Una abdicación embarazosa
Ver la historia previa sobre el enamoramiento de la reina viuda María Cristina.
El 12 de octubre de 1840, a las ocho de la tarde, la reina gobernadora María Cristina de Borbón Dos Sicilias leía un discurso en el que renunciaba a la guardia y custodia de las dos hijas que había tenido con su primer marido —el rey Fernando VII—: la Princesa de Asturias (futura reina Isabel II) y la infanta Luisa Fernanda. Ambas quedaban a partir de entonces bajo la custodia del Gobierno de España.

Ese mismo día el señor Muñoz, la antigua reina y sus cinco hijos embarcaron en el vapor Mercurio, rumbo al puerto francés de Marsella.Esta ruptura familiar sin precedentes en la larga historia de la monarquía española se debió a la novelesca vida personal de la joven viuda. La reina regente había contraído un segundo matrimonio que no se hizo público para tratar de impedir el escándalo público. Esa “boda secreta” lo era debido a la personalidad del marido; se trataba de un sargento de su guardia corps (alabardero) sin linaje ni instrucción que pudiera ser socialmente admisible por la opinión pública de la época. Además, el Sr. Muñoz se fue tomando crecientes libertades en términos económicos y honoríficos, inmiscuyéndose en materias políticas, hasta ser apodado socarronamente «Fernando Octavo».
El Gobierno controlado por los liberales progresistas pensaba que para apaciguar a los carlistas y acabar con la guerra era menester alejar del país a un matrimonio que habían generado un enorme escándalo entre los elementos clericales del país.
“Clamaban los liberales
Que la reina no paría
Y ha parido más muñoces
Que liberales había!”

El generalísimo progresista se encontraba en ese momento en la cumbre de su prestigio a causa de sus éxitos militares.En septiembre del año anterior, había protagonizado el Convenio de Oñate y el Abrazo de Bergara, poniendo fin a la guerra en el País Vasco y Navarra y a primeros de julio había conquistado el último bastión carlista en Cataluña: Berga.En el verano de 1840 el flamante duque de Morella y caballero del Toisón de Oro se dispuso a modificar la situación institucional de España.
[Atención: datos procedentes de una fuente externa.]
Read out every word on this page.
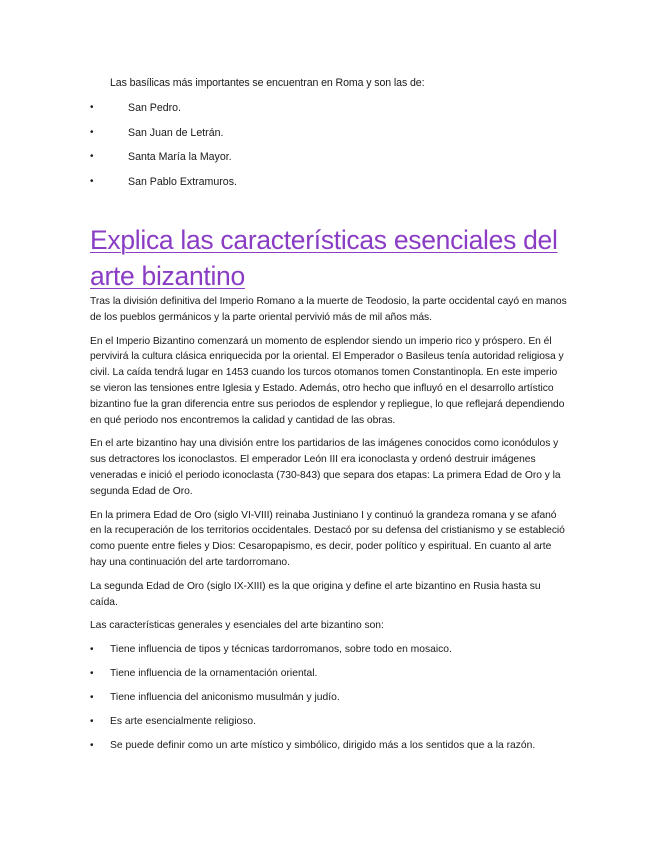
Las basílicas más importantes se encuentran en Roma y son las de:

•	San Pedro.
•	San Juan de Letrán.
•	Santa María la Mayor.
•	San Pablo Extramuros.
Explica las características esenciales del arte bizantino

Tras la división definitiva del Imperio Romano a la muerte de Teodosio, la parte occidental cayó en manos de los pueblos germánicos y la parte oriental pervivió más de mil años más.

En el Imperio Bizantino comenzará un momento de esplendor siendo un imperio rico y próspero. En él pervivirá la cultura clásica enriquecida por la oriental. El Emperador o Basileus tenía autoridad religiosa y civil. La caída tendrá lugar en 1453 cuando los turcos otomanos tomen Constantinopla. En este imperio se vieron las tensiones entre Iglesia y Estado. Además, otro hecho que influyó en el desarrollo artístico bizantino fue la gran diferencia entre sus periodos de esplendor y repliegue, lo que reflejará dependiendo en qué periodo nos encontremos la calidad y cantidad de las obras.

En el arte bizantino hay una división entre los partidarios de las imágenes conocidos como iconódulos y sus detractores los iconoclastos. El emperador León III era iconoclasta y ordenó destruir imágenes veneradas e inició el periodo iconoclasta (730-843) que separa dos etapas: La primera Edad de Oro y la segunda Edad de Oro.

En la primera Edad de Oro (siglo VI-VIII) reinaba Justiniano I y continuó la grandeza romana y se afanó en la recuperación de los territorios occidentales. Destacó por su defensa del cristianismo y se estableció como puente entre fieles y Dios: Cesaropapismo, es decir, poder político y espiritual. En cuanto al arte hay una continuación del arte tardorromano.

La segunda Edad de Oro (siglo IX-XIII) es la que origina y define el arte bizantino en Rusia hasta su caída.

Las características generales y esenciales del arte bizantino son:

• Tiene influencia de tipos y técnicas tardorromanos, sobre todo en mosaico.
• Tiene influencia de la ornamentación oriental.
• Tiene influencia del aniconismo musulmán y judío.
• Es arte esencialmente religioso.
• Se puede definir como un arte místico y simbólico, dirigido más a los sentidos que a la razón.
Para tratar de forzar la situación política según su criterio, el 15 de julio dimitió de su cargo de general en jefe del ejército; dimisión que no fue aceptada por la reina regente. Ese gesto de reprobación de Espartero hacia María Cristina creó el ambiente para que los radicales se amotinaran en Barcelona y Madrid en contra de la aprobación de una ley de ayuntamientos que consideraban contraria a la Constitución.Sin influencia sobre las tropas, desde el valenciano Palacio de Cervello la regente debió de pedir al propio Espartero para que marchase con sus tropas hacia Madrid y restableciera el orden. Desde la amotinada Barcelona, el 7 de septiembre, el general respondió, negándose a asumir dicha responsabilidad. Por su propia cuenta Espartero se trasladó a Madrid, donde se reunió con los amotinados; estos le expresaron su deseo de que protagonizara el golpe institucional que eliminara toda oposición: que asumiera la regencia y que suprimiera el Senado (la cámara legislativa dominada por los liberales moderados).